On a personal note, I thought of the premise of the troupe as revenge on the male sex for every little girl (like myself) forced to dance in painful toe shoes. On another personal note, my cellist husband will never again play Saint-Saens’ Le Cygne without seeing a dying swan molting feathers all over the stage.
Les Ballets Trockadero de Monte Carlo, or the Trocks as the troupe is affectionately known, was formed in 1974 by a group of ballet enthusiasts for the purpose of presenting a playful, entertaining parody of classical ballet. Since then, the men have traveled worldwide and established themselves as a major global dance phenomenon.  Company biographies show they hail from Italy, France, South Africa, Cuba, Colombia, Spain and the United States and have trained at the some of the most prestigious dance schools around the globe.

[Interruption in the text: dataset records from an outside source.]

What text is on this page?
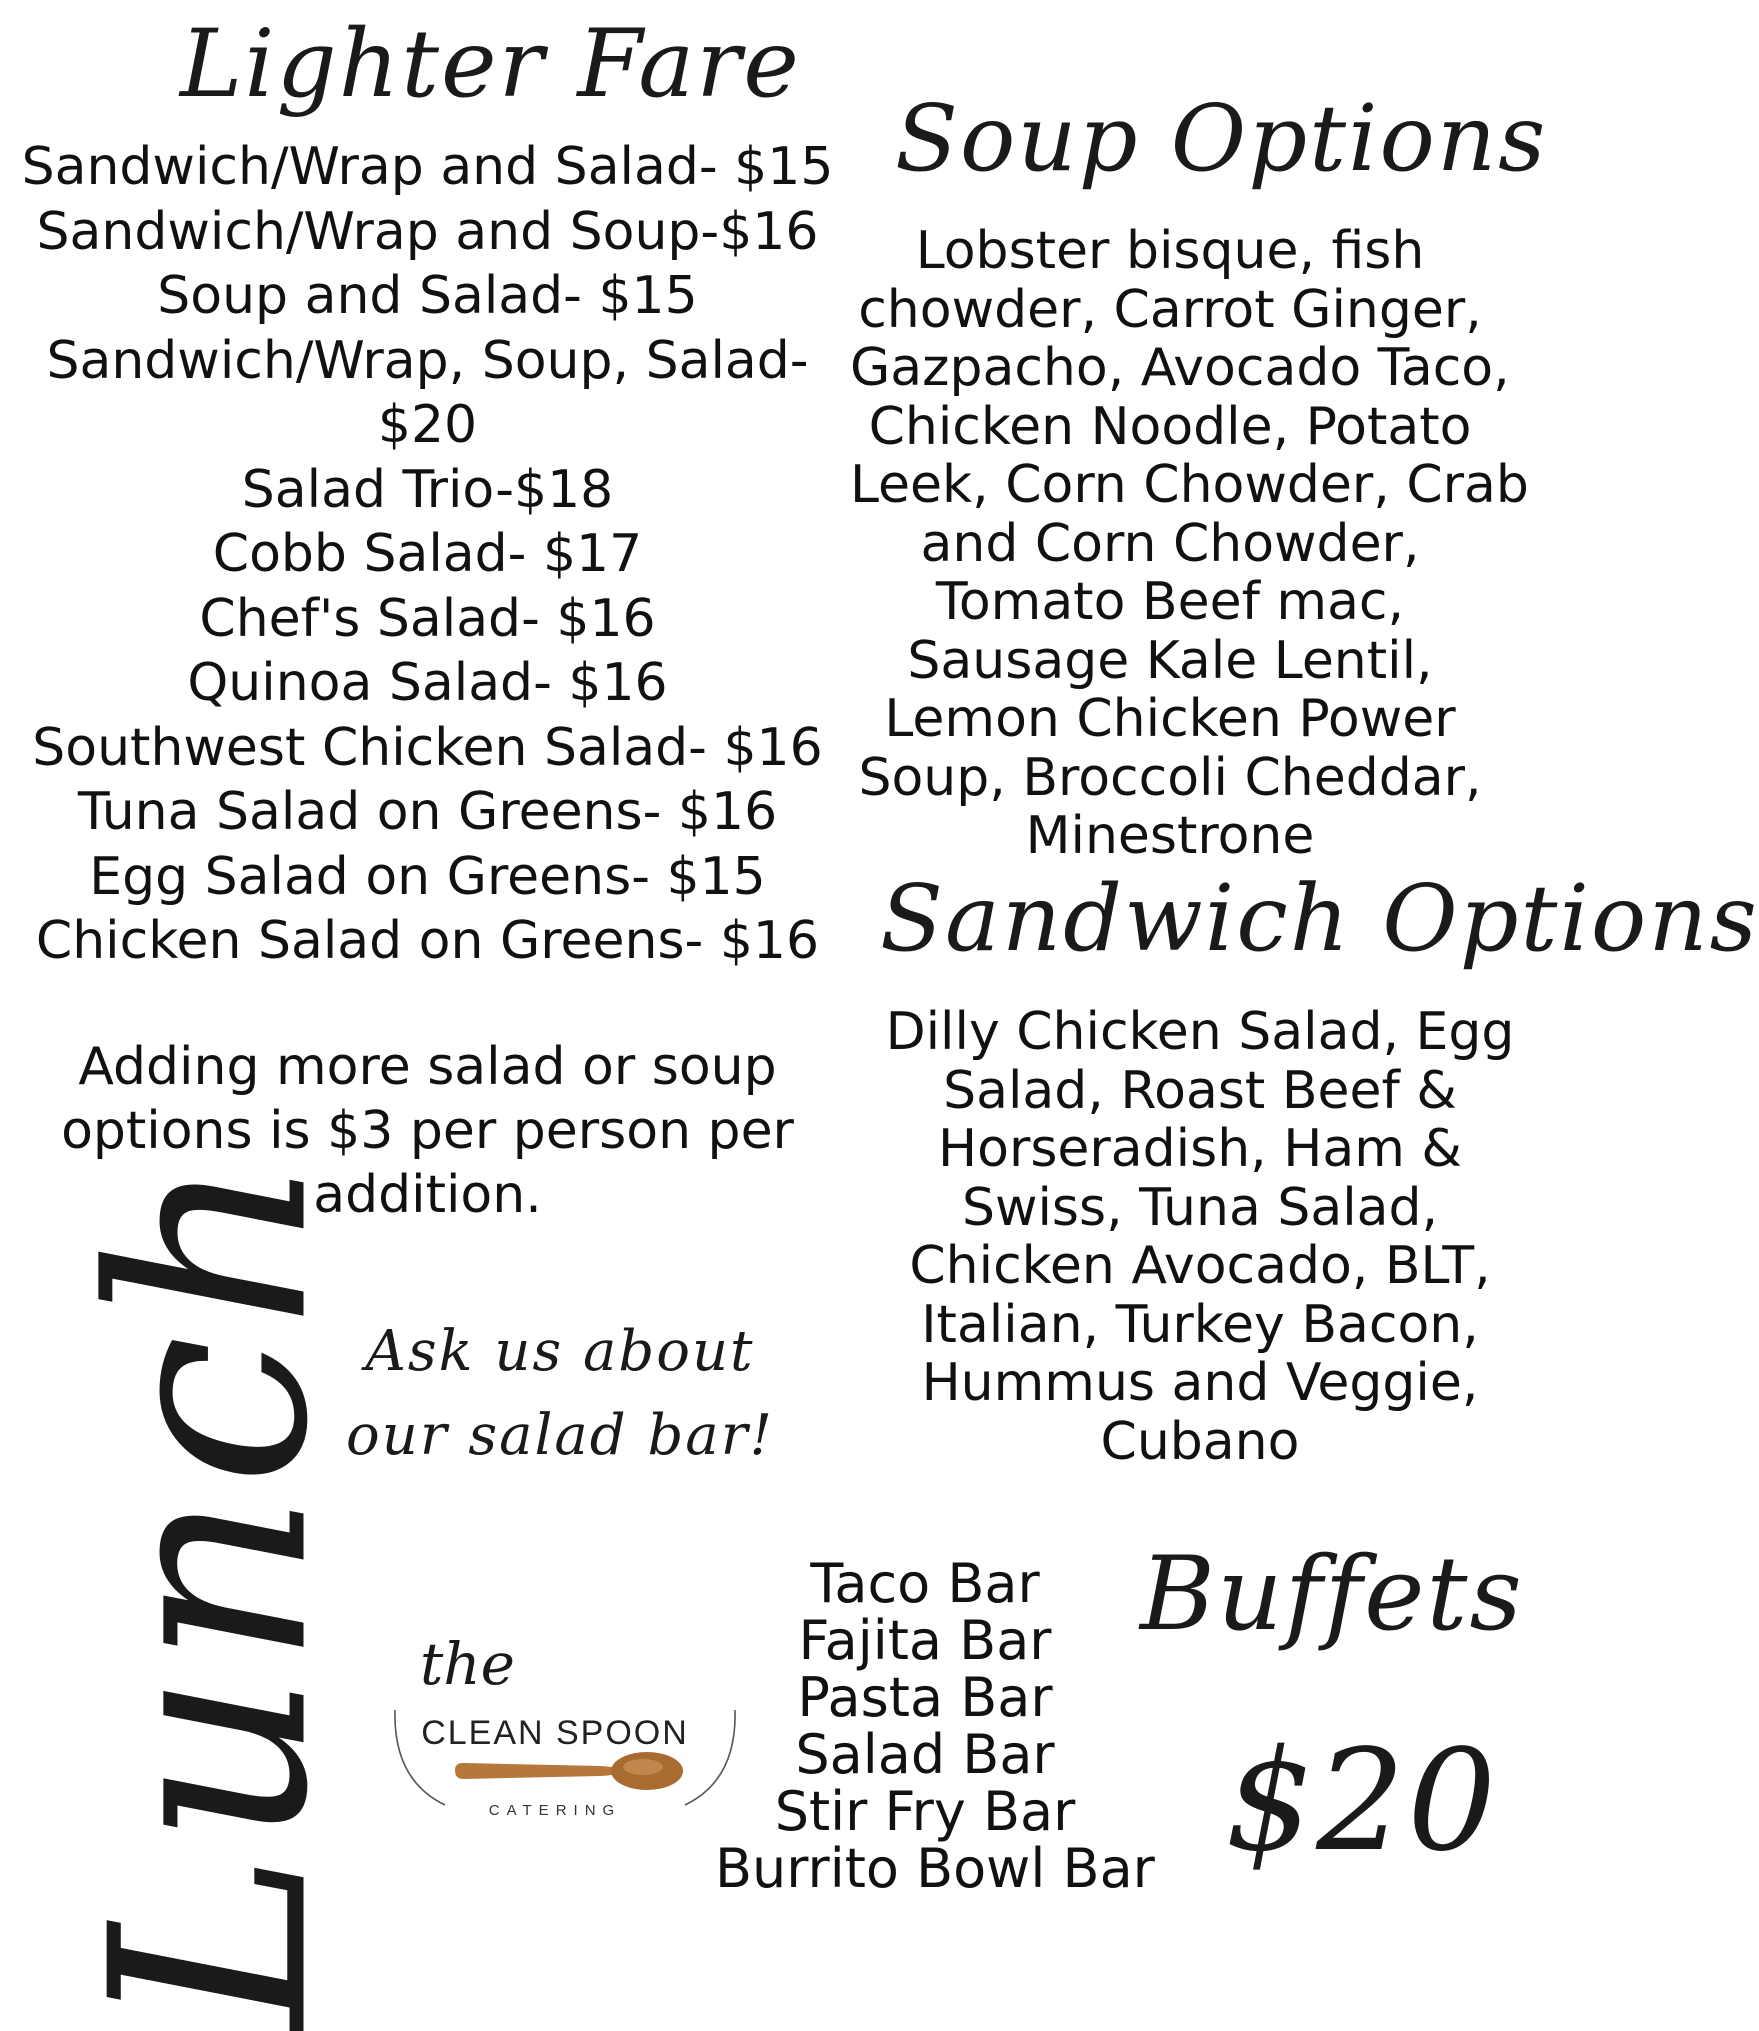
Lighter Fare
Sandwich/Wrap and Salad- $15
Sandwich/Wrap and Soup-$16
Soup and Salad- $15
Sandwich/Wrap, Soup, Salad-
$20
Salad Trio-$18
Cobb Salad- $17
Chef's Salad- $16
Quinoa Salad- $16
Southwest Chicken Salad- $16
Tuna Salad on Greens- $16
Egg Salad on Greens- $15
Chicken Salad on Greens- $16
Adding more salad or soup
options is $3 per person per
addition.
Soup Options
Lobster bisque, fish
chowder, Carrot Ginger,
Gazpacho, Avocado Taco,
Chicken Noodle, Potato
Leek, Corn Chowder, Crab
and Corn Chowder,
Tomato Beef mac,
Sausage Kale Lentil,
Lemon Chicken Power
Soup, Broccoli Cheddar,
Minestrone
Sandwich Options
Dilly Chicken Salad, Egg
Salad, Roast Beef &
Horseradish, Ham &
Swiss, Tuna Salad,
Chicken Avocado, BLT,
Italian, Turkey Bacon,
Hummus and Veggie,
Cubano
Ask us about
our salad bar!
Lunch the
CLEAN SPOON
CATERING
Taco Bar
Fajita Bar
Pasta Bar
Salad Bar
Stir Fry Bar
Burrito Bowl Bar
Buffets
$20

But you have to hunt for their real names in the program. The more prominent “Meet the Artists” section presents: Nadia Doumiafeyva, Lariska Dumbchenko, Nina Immobilashvili, Natalie Kleptopovska, Marina Plezegetovstageskaya and other “notables” of the Russian ballet scene.
The accompanying biographies are a hoot – Moussia Shebarkarova, for example, was “a celebrated child prodigy back in the Brezhnev era, (who) astounded her parents at the age of two by taking a correspondence course in ballet. Sadly, due to the unreliable Russian postal system, she has only just graduated.”
The program itself is an item to treasure, along with the memory of a wonderful evening at the ballet.